Para as novas revendedoras, que ainda não têm um histórico de compra, Bobrik planeja criar um cartão pré-pago, que as consultoras carregam e depois usam para pagar os produtos, para as que quiserem participar do programa de bônus. "Com três ciclos de venda, porém, elas já podem ter seu histórico avaliado para ter o cartão", diz Teixeira.
Receber com cartão
Na outra ponta, a Jequiti também vai iniciar um projeto piloto nesse segundo semestre para que as revendedoras recebam o pagamento dos produtos com cartão. "Estamos fechando uma parceria com uma empresa que vai prover uma solução tecnológica, que pode ser uma máquina ou uma solução pelo celular, para dar também ao cliente final a possibilidade de pagar a compra com cartão, em até três vezes", conta Teixeira. Hoje, as revendedoras Avon usam o Foneshop, da Redecard, para receberem com cartão.
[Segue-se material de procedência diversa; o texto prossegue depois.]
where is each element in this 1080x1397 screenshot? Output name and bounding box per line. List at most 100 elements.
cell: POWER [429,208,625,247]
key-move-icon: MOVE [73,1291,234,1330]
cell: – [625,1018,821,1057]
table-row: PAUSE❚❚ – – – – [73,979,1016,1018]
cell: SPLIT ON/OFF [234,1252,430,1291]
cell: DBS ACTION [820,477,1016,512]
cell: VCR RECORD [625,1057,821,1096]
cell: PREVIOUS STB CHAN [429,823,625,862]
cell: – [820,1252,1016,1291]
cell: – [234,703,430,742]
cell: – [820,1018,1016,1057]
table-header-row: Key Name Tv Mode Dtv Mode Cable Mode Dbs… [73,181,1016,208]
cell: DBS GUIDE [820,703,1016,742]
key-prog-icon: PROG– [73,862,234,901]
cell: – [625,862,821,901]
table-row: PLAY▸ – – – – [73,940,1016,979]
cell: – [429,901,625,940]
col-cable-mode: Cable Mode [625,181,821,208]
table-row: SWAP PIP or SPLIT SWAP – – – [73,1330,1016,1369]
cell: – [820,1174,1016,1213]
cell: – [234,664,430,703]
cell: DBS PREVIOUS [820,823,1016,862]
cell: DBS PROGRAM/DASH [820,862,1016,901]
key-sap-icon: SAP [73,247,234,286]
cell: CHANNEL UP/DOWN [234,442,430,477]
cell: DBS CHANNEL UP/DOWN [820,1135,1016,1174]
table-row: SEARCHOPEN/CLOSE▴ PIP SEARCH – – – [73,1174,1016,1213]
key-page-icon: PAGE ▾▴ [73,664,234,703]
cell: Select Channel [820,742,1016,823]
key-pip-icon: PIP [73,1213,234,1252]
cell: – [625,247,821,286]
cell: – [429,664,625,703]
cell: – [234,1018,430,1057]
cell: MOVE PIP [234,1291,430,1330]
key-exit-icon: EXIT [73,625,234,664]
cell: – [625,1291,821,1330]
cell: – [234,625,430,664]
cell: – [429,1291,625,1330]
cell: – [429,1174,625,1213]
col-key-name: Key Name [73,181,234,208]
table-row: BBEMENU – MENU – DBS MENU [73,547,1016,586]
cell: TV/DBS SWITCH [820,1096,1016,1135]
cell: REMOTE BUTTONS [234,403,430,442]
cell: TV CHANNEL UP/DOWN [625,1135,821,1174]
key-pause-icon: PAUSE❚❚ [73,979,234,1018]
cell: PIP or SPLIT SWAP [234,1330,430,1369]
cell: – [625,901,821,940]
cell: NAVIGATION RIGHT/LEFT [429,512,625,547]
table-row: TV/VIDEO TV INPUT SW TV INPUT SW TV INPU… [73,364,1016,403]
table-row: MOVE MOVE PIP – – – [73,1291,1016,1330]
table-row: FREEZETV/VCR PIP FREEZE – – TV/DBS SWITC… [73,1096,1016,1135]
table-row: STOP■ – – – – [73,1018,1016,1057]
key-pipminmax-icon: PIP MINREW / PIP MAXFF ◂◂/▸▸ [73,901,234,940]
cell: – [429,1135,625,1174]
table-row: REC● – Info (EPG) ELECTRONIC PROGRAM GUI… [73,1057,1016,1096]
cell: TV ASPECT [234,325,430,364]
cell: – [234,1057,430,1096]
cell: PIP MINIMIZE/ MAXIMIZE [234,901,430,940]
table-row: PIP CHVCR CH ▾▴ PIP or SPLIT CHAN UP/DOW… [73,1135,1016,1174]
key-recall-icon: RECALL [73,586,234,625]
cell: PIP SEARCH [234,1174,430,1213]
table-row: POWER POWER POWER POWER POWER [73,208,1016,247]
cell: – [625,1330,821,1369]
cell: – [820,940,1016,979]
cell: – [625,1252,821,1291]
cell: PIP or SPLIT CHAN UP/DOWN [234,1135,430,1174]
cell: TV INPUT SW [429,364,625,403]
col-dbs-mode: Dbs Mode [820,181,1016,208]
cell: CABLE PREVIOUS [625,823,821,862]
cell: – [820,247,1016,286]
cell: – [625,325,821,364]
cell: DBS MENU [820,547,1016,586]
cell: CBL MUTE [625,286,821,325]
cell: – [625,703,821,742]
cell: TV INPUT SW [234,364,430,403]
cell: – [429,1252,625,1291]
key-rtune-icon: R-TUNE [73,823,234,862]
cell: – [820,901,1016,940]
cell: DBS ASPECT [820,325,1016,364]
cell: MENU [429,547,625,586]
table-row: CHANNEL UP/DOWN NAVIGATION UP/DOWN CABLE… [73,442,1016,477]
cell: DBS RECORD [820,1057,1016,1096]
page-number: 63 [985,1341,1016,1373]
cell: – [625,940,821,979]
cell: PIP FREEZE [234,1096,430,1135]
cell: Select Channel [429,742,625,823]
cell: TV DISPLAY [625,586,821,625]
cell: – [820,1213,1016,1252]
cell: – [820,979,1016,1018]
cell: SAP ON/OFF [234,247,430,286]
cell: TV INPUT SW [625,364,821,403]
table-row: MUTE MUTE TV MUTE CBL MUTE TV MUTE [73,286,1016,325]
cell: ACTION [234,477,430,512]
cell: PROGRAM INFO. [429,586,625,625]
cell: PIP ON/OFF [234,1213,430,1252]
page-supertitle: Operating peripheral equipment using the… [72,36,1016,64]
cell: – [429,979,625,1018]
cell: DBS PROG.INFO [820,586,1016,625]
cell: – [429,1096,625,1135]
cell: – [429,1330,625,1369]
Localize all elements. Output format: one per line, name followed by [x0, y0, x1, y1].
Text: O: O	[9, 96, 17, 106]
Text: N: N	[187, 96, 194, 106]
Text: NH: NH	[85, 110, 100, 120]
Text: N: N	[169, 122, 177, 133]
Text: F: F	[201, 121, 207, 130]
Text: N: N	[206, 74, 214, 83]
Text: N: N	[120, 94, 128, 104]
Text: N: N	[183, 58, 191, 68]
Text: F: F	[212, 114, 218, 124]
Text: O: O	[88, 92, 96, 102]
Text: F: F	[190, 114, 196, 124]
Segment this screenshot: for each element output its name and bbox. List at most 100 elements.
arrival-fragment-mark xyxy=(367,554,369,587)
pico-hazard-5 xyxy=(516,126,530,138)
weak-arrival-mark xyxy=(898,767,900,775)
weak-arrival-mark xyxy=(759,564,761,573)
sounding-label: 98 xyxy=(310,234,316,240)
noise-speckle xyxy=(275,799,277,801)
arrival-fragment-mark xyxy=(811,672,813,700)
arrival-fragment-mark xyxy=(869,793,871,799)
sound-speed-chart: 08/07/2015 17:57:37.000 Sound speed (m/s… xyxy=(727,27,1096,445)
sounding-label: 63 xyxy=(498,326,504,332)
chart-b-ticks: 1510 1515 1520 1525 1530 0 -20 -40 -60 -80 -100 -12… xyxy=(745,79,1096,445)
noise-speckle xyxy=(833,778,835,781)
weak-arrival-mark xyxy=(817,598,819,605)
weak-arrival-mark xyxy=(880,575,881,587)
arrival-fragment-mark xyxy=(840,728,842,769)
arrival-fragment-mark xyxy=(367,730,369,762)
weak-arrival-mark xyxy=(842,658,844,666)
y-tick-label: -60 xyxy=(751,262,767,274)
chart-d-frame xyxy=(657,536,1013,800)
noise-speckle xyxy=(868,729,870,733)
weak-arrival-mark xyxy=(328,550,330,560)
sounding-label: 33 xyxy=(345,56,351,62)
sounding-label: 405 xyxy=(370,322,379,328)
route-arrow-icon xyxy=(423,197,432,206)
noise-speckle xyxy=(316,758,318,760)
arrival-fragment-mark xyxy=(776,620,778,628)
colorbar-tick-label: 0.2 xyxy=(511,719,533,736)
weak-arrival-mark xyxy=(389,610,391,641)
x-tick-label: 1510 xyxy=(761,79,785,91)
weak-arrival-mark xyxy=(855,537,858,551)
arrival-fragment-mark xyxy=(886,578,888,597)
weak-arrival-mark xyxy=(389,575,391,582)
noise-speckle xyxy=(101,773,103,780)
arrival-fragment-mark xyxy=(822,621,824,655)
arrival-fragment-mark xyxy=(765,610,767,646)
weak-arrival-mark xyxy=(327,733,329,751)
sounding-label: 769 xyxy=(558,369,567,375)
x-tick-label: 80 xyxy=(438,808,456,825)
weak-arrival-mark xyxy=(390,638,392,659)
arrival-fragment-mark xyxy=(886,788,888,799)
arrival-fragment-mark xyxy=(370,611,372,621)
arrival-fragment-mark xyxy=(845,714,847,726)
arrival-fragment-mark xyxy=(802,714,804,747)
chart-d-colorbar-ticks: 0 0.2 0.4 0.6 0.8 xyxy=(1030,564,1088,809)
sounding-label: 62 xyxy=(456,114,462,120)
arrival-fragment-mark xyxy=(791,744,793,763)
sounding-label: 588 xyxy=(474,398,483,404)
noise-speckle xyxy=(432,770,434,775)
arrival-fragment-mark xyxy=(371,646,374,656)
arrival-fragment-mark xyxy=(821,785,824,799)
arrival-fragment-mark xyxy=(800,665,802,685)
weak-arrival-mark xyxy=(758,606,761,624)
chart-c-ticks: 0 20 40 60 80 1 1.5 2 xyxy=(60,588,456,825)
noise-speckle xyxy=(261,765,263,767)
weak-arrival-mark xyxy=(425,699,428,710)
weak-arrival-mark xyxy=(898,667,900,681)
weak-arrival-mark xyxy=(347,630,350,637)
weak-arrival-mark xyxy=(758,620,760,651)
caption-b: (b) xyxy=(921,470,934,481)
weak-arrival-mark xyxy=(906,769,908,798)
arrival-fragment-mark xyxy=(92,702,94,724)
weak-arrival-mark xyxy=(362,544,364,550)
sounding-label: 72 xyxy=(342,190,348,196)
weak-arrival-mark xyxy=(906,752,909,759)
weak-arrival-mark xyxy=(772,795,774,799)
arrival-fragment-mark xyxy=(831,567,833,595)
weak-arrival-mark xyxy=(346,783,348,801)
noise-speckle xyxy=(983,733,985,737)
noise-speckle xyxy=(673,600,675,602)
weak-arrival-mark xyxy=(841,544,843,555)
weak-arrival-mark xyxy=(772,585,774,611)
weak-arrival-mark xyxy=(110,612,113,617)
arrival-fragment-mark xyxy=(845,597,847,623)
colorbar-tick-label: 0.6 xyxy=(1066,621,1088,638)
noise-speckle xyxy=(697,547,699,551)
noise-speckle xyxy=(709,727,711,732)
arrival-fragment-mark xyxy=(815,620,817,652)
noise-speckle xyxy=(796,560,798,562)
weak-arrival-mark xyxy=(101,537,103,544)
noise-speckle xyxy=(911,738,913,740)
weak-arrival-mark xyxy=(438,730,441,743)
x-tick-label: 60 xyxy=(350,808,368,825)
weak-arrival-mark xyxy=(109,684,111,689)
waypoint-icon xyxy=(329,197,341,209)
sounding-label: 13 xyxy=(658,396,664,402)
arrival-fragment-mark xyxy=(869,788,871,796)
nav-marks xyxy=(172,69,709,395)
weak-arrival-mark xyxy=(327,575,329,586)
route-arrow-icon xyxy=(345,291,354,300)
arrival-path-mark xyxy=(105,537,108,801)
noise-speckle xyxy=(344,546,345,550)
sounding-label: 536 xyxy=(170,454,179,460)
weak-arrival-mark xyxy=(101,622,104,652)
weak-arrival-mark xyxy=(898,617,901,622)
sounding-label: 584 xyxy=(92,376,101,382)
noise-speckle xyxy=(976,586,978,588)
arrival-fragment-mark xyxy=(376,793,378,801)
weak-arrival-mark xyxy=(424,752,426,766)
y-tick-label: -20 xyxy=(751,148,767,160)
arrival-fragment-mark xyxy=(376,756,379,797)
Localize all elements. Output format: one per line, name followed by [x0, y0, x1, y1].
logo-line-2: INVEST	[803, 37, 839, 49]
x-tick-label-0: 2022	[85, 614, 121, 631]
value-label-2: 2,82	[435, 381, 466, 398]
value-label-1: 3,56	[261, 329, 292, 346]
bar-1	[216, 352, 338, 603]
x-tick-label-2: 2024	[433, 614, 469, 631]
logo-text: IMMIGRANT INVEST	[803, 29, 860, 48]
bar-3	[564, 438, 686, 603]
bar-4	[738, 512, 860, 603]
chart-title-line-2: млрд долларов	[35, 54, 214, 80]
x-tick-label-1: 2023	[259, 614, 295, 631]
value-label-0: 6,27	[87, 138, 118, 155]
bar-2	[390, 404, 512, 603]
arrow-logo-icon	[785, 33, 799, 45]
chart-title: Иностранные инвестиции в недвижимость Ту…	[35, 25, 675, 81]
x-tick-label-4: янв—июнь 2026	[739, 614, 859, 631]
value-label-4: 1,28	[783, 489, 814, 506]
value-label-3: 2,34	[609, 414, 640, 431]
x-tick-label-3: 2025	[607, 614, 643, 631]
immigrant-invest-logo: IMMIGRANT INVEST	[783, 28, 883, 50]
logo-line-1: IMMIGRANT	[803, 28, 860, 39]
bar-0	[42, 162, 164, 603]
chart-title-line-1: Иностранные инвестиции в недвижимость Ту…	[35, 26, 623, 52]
Plástico substitui tradicional carnê e financiamento direto nas lojas do Baú
A criação do cartão de crédito Jequiti faz parte de um movimento de venda cruzada entre as empresas do Grupo Silvio Santos que favorece o uso do cartão de crédito. Atualmente, nas Lojas do Baú, o cartão da loja responde por 80% das compras financiadas. Há seis meses, porém, ele só representava 20%, segundo Elinton Bobrik, diretor executivo de Cartões do Panamericano. "Hoje o cartão é o principal meio de pagamento e forma de parcelamento", diz.
Bobrik conta que a principal forma de financiamento era o Crédito Direto ao Consumidor (CDC) e inclusive os tradicionais Carnês do Baú estão com os dias contados. "O foco é este, fazer com que todas as operações sejam feitas com o cartão", diz o diretor do Panamericano.
A estratégia é tão definida, que nos últimos seis meses foram emitidos 100 mil cartões do Baú. Criado há dois anos, ele era pouco utilizado, tanto que no período foram emitidos apenas 40 mil plásticos. A expectativa, segundo Bobrik, é manter o ritmo. "Este mês, vamos emitir mais cerca de 17 mil cartões", estima.
Pelo telefone
Além das lojas do próprio banco, o Panamericano distribui cartões nas empresas do grupo e por meio de parceiros do varejo. Agora também começou a fazer oferta de cartões de crédito por telefone aos compradores dos títulos de capitalização Tele Sena. "Seis milhões de títulos da Tele Sena são vendidos todos os meses", contabiliza Bobrik, falando do potencial de clientes. "Como somos um banco que não tem conta corrente, temos que nos especializar", finaliza.